Daschel All Time Modern Pac 10 Coach Series

Nick Daschel has put together a series called the best Pac 10 coaches of the modern era. As a guide point he is using 1959 as a starting point and has compiled a list of 30 coaches stretching back fifty years. It makes interesting reading because coach #30 to start the list is Tyrone Willingham. I guess if you take your team to a Rose bowl you get automatic inclusion.

If you are going to put Willingham on the list you have to include Rick Neuhesiel because he does have that Rose Bowl victory on his resume. Rick was also a bruised Tui tailbone away from going to two Rose Bowl's during his short term at Washington. Say what you want about integrity issues concerning Rick but he was a much better coach than Willingham. Rick comes in at #24.

Bill Walsh at #20?

Nothing against Bill Walsh but his success happened after he left and before he returned to Stanford. Another question is how do you rank Larry Smith and Dick Tomey above Mike Price? I think what Price did during the last five years of his tenure at WSU rivals any accompliany head coach during the modern era including Carroll, McKay, and James.

#11 happened to be a guy named Jim Owens who passed away only last week. I think #11 is a little low for Owens who led the West coast back to respectability in the early 1960's. Expect Don James to be listed inside the top five once this is all said and done. I think anything less than a three will be a surprising snub.

My number one of all time would be John McKay. You can't argue with what he accomplished during his tenure at USC. Number two is very close between Don James and Pete Carroll. After that I would throw in UCLA's Terry Donahue and USC's John Robinson.

I know it is Husky heresy to ever suggest that anyone was ever better than DJ but the overall record of McKay and Carroll are among the best in collegiate history. If it was my list I would go with McKay at #1 followed by James and Carroll in a dead heat at #2.

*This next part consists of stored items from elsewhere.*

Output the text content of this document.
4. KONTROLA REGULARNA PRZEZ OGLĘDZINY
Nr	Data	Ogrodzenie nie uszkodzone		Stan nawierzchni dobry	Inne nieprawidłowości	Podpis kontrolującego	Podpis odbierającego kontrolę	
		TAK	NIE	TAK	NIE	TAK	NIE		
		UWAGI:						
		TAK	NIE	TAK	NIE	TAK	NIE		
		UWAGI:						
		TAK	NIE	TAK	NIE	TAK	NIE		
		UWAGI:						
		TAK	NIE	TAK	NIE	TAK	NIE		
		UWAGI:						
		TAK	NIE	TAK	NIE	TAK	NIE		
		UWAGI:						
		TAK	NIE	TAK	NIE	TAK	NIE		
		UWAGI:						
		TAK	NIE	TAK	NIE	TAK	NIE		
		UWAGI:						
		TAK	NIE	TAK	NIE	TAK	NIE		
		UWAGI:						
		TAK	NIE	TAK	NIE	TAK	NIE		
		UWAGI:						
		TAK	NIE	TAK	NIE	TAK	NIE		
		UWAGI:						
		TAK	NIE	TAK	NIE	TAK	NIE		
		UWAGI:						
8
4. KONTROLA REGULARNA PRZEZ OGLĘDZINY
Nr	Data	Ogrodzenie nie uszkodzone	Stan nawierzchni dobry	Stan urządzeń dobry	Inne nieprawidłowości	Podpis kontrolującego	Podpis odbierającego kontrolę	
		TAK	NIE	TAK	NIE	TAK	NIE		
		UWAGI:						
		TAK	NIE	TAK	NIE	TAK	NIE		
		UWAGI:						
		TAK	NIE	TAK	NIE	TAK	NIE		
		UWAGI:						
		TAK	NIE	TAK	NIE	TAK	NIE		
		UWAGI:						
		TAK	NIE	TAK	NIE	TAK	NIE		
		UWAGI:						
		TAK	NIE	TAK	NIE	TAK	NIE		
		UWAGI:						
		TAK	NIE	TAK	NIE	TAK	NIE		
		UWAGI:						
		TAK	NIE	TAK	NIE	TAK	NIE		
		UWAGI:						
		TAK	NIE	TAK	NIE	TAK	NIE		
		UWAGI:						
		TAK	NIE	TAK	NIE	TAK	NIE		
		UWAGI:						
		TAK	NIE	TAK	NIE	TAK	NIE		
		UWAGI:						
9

Carroll as we know has had certain advantages at USC in his tenure and the biggest one may just be the decline of Washington, and UCLA. You take away your two biggest adversaries and it clears a bunch of debris out of the road to greatness. I will say even with a traditionally strong UW, and UCLA to contend with he would still have won most of those championships. Pete Carroll is the real deal IMHO.

James had his own debris clearing when he was coach too. Timing is everything you know. The move by McKay to the NFL, the probation of five Pac 10 schools at one time, and the reduction of scholarship limits to prevent the hoarding of talent at USC all helped him along the way. I will say though that he was beating McKay like a drum before he left which is no small acomplishment.

The thing about best of lists is that they are all subjective. The same writer could tackle the same subject next year and come up with a different conclusion. That is just another reason why they are fun to do.